The Tennessee-Shanghai Partnership Collaborative kicked off with a cohort of 18 Tennessee school principals visiting Shanghai at the start of the fall 2013-14 school year. The principals selected to participate represent a wide range of school districts in Tennessee, including large urban and small rural districts in the Memphis, Knoxville and Nashville areas. The program is supported by Race to the Top funds from the State of Tennessee’s Department of Education.
Before leaving for China, the American principals created two separate teaching teams at their schools—one focused on math and a second focused on a topic of the teacher’s choice—that would carry out the models adapted from their Shanghai exchange. The principals, along with members of Peabody faculty and staff, traveled to Shanghai to learn about lesson planning and peer observation. Peabody faculty will be testing theories about the efficacy of these teacher peer excellence groups and document how they translate into Tennessee classrooms.
“The norm for American teachers is to teach in relative isolation,” said Schuermann, who is a co-director of the initiative. “Instead the schools in Shanghai have a pervasive culture of collaboration. Instead of people coming in to classrooms to observe and evaluate, they’re coming in to inform and improve practice.”
Cultural practices prevent the program from being implemented seamlessly in the United States, however. Teachers in Shanghai teach larger classes of students and their school days are longer; they teach fewer hours apiece and are given more time for common lesson planning. That means the instruments developed by the Tennessee-Shanghai partnership will have to be molded to fit the circumstances of American schools, where the school days are shorter, the classes smaller, and teachers teach all day, nonstop.
But participant Robin Newell, principal of the Mitchell-Neilson Schools in Murfreesboro, Tenn., believes the collaborative approach has strong potential in Tennessee classrooms. Upon her return, she began sharing what she learned with teachers, and is receiving positive feedback.
“This was truly a life-altering trip for me,” Newell said. “In American schools, the only feedback teachers usually get is from their administrators during evaluations. When I told one of the Chinese teachers that we didn’t give our teachers the opportunity to observe each other, she said, ‘Well, how do they get better?’”
She added that in Murfreesboro there is already an established culture of collaboration, so the techniques she learned in Shanghai are a good fit for the school district.
“We already participate in professional learning communities, and so I feel this will be the next step for us at the Mitchell-Neilson Schools,” she said.
Other participants are reporting that teachers are enthusiastic, enjoying collaborating and seeing success.

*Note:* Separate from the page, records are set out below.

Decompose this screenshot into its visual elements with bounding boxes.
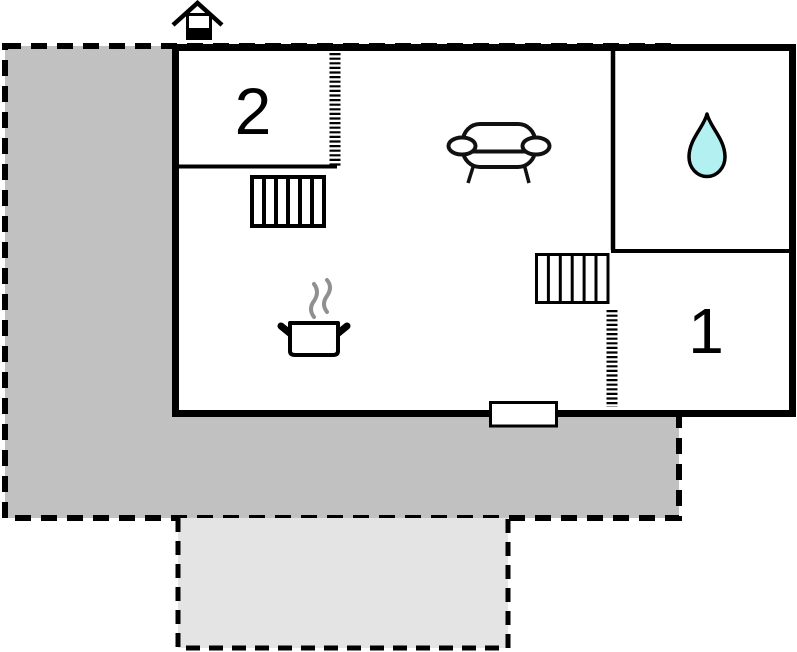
- staircase-icon-upper: [252, 177, 324, 226]
- room-label-1: 1: [688, 295, 724, 367]
- floor-plan: 2 1: [0, 0, 797, 652]
- chimney-icon: [173, 3, 222, 40]
- terrace-light: [178, 518, 508, 648]
- room-label-2: 2: [235, 74, 272, 148]
- staircase-icon-lower: [537, 255, 609, 303]
- entrance-step: [491, 403, 557, 427]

In spring 2014, educators from Shanghai will come to Nashville to meet with the principals and teachers and visit area schools, deepening the connection between countries.
Goldring emphasizes that Peabody’s partnerships in Abu Dhabi, China and other countries are not the usual one-shot professional development workshops, brief student exchanges or faculty lectures, but rather long-term investigative projects based on data gathering, experimentation and critical analysis. “The synergy between research here and the work being done internationally is unique,” she said. “We are in schools learning and studying and continuing to probe at the depth of understanding some of the most intractable problems in education. It’s intellectually challenging and intellectually rewarding.”
For Dean Benbow, there’s no looking back. “Increased knowledge and increased collaboration can lead us to a safer, more secure world,” she said. “People who have common goals are less likely to find themselves in conflict. When you think about education and parents’ aspirations for their children, people are not that different. We all want what’s best for our children.”